I'm not a huge fan of Apple either, but they generally use the most cutting-edge Imagination Technologies IP available. That might include Rogue (Series 6) in the next go around... Intel needs to get Series 6 in their chips ASAP.
Oh, and graphics drivers? Intel? Good luck! If this was Nvidia or AMD I might have agreed with you.
ssj3gohan - Monday, December 24, 2012 - linkThis is really pornographic power electronics stuff. I do this stuff every day with my ultra-power efficient computer projects, but I didn't know that Intel walked around with this kind of a setup to show transparently what they are doing with power consumption.

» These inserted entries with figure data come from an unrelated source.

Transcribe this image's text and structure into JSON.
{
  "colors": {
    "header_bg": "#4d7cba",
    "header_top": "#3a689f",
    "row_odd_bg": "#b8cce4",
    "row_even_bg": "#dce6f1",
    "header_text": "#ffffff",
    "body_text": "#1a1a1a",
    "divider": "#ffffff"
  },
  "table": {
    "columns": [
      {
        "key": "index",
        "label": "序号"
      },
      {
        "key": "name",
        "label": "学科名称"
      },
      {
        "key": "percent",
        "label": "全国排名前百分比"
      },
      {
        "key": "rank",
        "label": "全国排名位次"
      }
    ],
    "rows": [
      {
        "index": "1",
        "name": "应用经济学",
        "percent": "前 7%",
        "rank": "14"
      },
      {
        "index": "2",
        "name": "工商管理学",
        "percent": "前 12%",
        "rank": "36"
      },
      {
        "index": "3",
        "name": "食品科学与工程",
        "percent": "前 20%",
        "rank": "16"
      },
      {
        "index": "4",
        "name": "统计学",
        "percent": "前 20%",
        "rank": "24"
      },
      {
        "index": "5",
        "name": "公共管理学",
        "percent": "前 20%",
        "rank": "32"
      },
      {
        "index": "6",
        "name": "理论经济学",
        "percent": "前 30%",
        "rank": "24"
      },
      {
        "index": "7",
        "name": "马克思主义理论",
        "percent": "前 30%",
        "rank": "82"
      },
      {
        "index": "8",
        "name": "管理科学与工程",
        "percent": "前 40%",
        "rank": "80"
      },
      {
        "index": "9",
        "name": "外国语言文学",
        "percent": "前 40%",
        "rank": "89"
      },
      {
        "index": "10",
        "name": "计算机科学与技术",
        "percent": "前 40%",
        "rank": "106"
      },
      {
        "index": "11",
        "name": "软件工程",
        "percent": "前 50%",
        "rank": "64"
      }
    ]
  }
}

Good work, Intel. Now go and apply your knowledge to desktop platforms as well, because I'm kicking your ass here. I have yet to come across a desktop platform that cannot be made at least 50% more power efficient just through power electronics hacks.
madmilk - Monday, December 24, 2012 - linkDid anyone honestly think Intel, with a hundred times the revenue of ARM, would let themselves be devoured?
Intel will still trouble entering the mobile device market because of the ISA lock-in ARM enjoys. On the other hand, ARM at this moment does not stand a chance in the (micro)server market either, especially as Intel increases its server Atom line.
tipoo - Monday, December 24, 2012 - linkYeah, I think Intel will do fine and remain the 900lb gorilla in the mobile arena as well. ARM has the lead now, but once Intel has its sights set on something vital to its interests it tends to destroy the competition.